Machine Learning Open Source Software
Debian
In September 2008, I became an official Debian developer. I would like to take the opportunity to thank my sponsor Torsten Werner for all his work and endless patience that made creating debian packages fun. We still meet occasionally at C-Base doing package maintenance and discussion open source and debian related issues. Without Ana Beatriz Guerrero López who took the burden of being my Application Manager for almost 10 months I would not have made it into the project - so thanks!
Given my machine learning background I am naturally interested in packaging all kinds of machine learning software for debian. Since machine learning software benefits from other scientific fields like operations research I am additionally packaging such software too. Together with Aramian Wasilek I am packaging the Coin-OR mathematical programming software. The full list of packages I maintain can be seen here.

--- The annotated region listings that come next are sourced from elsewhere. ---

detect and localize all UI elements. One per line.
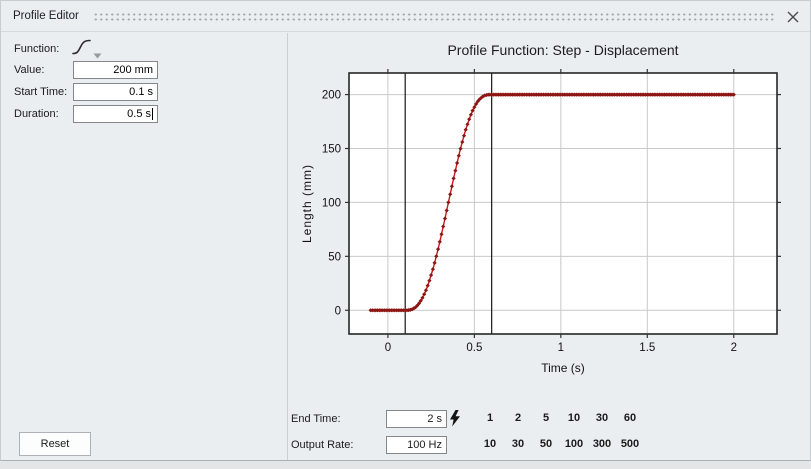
x-tick-label: 1 (558, 342, 564, 354)
x-tick-label: 0 (385, 342, 391, 354)
s-curve-step-icon (72, 39, 91, 55)
start-time-input-text: 0.1 s (129, 86, 153, 98)
x-tick-label: 0.5 (466, 342, 482, 354)
output-rate-presets: 10 30 50 100 300 500 (476, 438, 644, 450)
start-time-input[interactable]: 0.1 s (73, 83, 158, 101)
output-rate-preset-button[interactable]: 50 (539, 438, 553, 450)
close-button[interactable] (784, 8, 802, 26)
chevron-down-icon (93, 53, 102, 59)
close-icon (787, 11, 799, 23)
x-tick-label: 1.5 (639, 342, 655, 354)
duration-input[interactable]: 0.5 s (73, 105, 158, 123)
text-caret (152, 108, 153, 120)
end-time-preset-button[interactable]: 5 (542, 412, 550, 424)
panel-title: Profile Editor (13, 10, 79, 22)
x-tick-label: 2 (731, 342, 737, 354)
reset-button[interactable]: Reset (19, 432, 91, 456)
output-rate-label: Output Rate: (291, 439, 354, 451)
end-time-label: End Time: (291, 413, 341, 425)
function-selector[interactable] (71, 38, 93, 56)
panel-header: Profile Editor (1, 1, 810, 32)
value-input-text: 200 mm (113, 64, 153, 76)
end-time-preset-button[interactable]: 2 (514, 412, 522, 424)
end-time-input-text: 2 s (427, 413, 442, 425)
value-input[interactable]: 200 mm (73, 61, 158, 79)
output-rate-preset-button[interactable]: 300 (592, 438, 612, 450)
output-rate-preset-button[interactable]: 10 (483, 438, 497, 450)
end-time-preset-button[interactable]: 10 (567, 412, 581, 424)
output-rate-preset-button[interactable]: 500 (620, 438, 640, 450)
y-tick-label: 100 (322, 197, 341, 209)
plot-area[interactable] (349, 73, 777, 334)
y-tick-label: 50 (328, 251, 341, 263)
auto-end-time-button[interactable] (449, 410, 461, 427)
output-rate-preset-button[interactable]: 100 (564, 438, 584, 450)
function-dropdown-button[interactable] (93, 46, 102, 64)
end-time-preset-button[interactable]: 1 (486, 412, 494, 424)
duration-label: Duration: (14, 108, 59, 120)
start-time-label: Start Time: (14, 86, 68, 98)
y-tick-label: 0 (335, 305, 341, 317)
value-label: Value: (14, 64, 45, 76)
chart-title: Profile Function: Step - Displacement (447, 42, 679, 58)
x-axis-label: Time (s) (541, 361, 585, 375)
end-time-presets: 1 2 5 10 30 60 (476, 412, 644, 424)
profile-chart: 0 0.5 1 1.5 2 0 50 100 150 200 Time (s) Length (mm) (300, 69, 781, 375)
parameter-sidebar: Function: Value: 200 mm Start Time: 0.1 … (1, 33, 288, 460)
plot-border (348, 72, 778, 335)
y-axis-label: Length (mm) (300, 164, 314, 243)
reset-button-label: Reset (40, 438, 70, 450)
duration-input-text: 0.5 s (127, 108, 151, 120)
end-time-input[interactable]: 2 s (386, 410, 447, 428)
lightning-bolt-icon (450, 410, 460, 427)
output-rate-input-text: 100 Hz (407, 439, 442, 451)
y-tick-label: 150 (322, 143, 341, 155)
end-time-preset-button[interactable]: 60 (623, 412, 637, 424)
drag-grip[interactable] (92, 11, 776, 21)
profile-series-markers (368, 92, 736, 313)
end-time-preset-button[interactable]: 30 (595, 412, 609, 424)
output-rate-input[interactable]: 100 Hz (386, 436, 447, 454)
output-rate-preset-button[interactable]: 30 (511, 438, 525, 450)
y-tick-label: 200 (322, 90, 341, 102)
function-label: Function: (14, 43, 60, 55)
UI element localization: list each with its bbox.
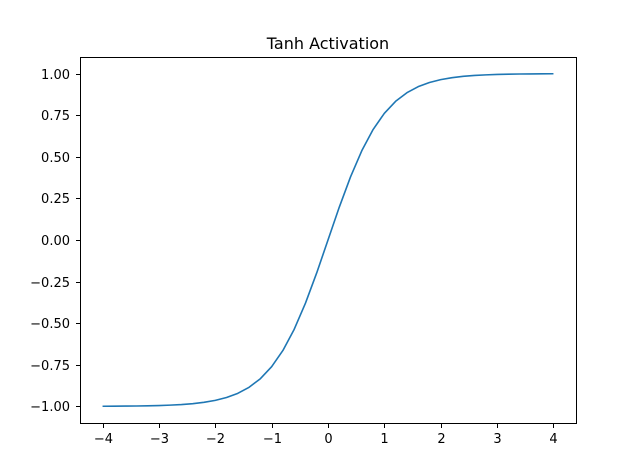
x-tick-label: 0 bbox=[324, 432, 332, 447]
chart-title: Tanh Activation bbox=[266, 34, 389, 53]
x-tick-label: 1 bbox=[380, 432, 388, 447]
x-tick-label: −3 bbox=[150, 432, 169, 447]
y-tick-label: −1.00 bbox=[30, 400, 70, 415]
x-tick-label: −1 bbox=[263, 432, 282, 447]
x-tick-label: 3 bbox=[493, 432, 501, 447]
y-tick-label: 0.25 bbox=[41, 192, 70, 207]
x-tick-label: −4 bbox=[94, 432, 113, 447]
y-tick-label: −0.50 bbox=[30, 317, 70, 332]
y-tick-label: 0.00 bbox=[41, 234, 70, 249]
y-tick-label: −0.75 bbox=[30, 359, 70, 374]
y-tick-label: 1.00 bbox=[41, 68, 70, 83]
x-tick-label: 2 bbox=[437, 432, 445, 447]
y-tick-label: −0.25 bbox=[30, 276, 70, 291]
x-tick-label: 4 bbox=[549, 432, 557, 447]
y-tick-label: 0.50 bbox=[41, 151, 70, 166]
x-tick-label: −2 bbox=[206, 432, 225, 447]
y-tick-label: 0.75 bbox=[41, 109, 70, 124]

Machine Learning Data Set Repository
Patrik Hoyer, Cheng Soon Ong, Mikio Braun and me are behind an effort to standardize machine learning data formats and to create a machine learning data set repository called mldata.org in close resemblance to mloss.org. Our aim is to provide a service to the machine learning community that enables reproducible research with as little effort as possible. People will be able to upload and download data sets in various formats including our newly developed hdf5 based standard format. On such data sets they can define learning tasks, group tasks into challenges and submit solutions to particular tasks to get live feedback. We will be publicly announcing this website at NIPS*2010 at the demo session.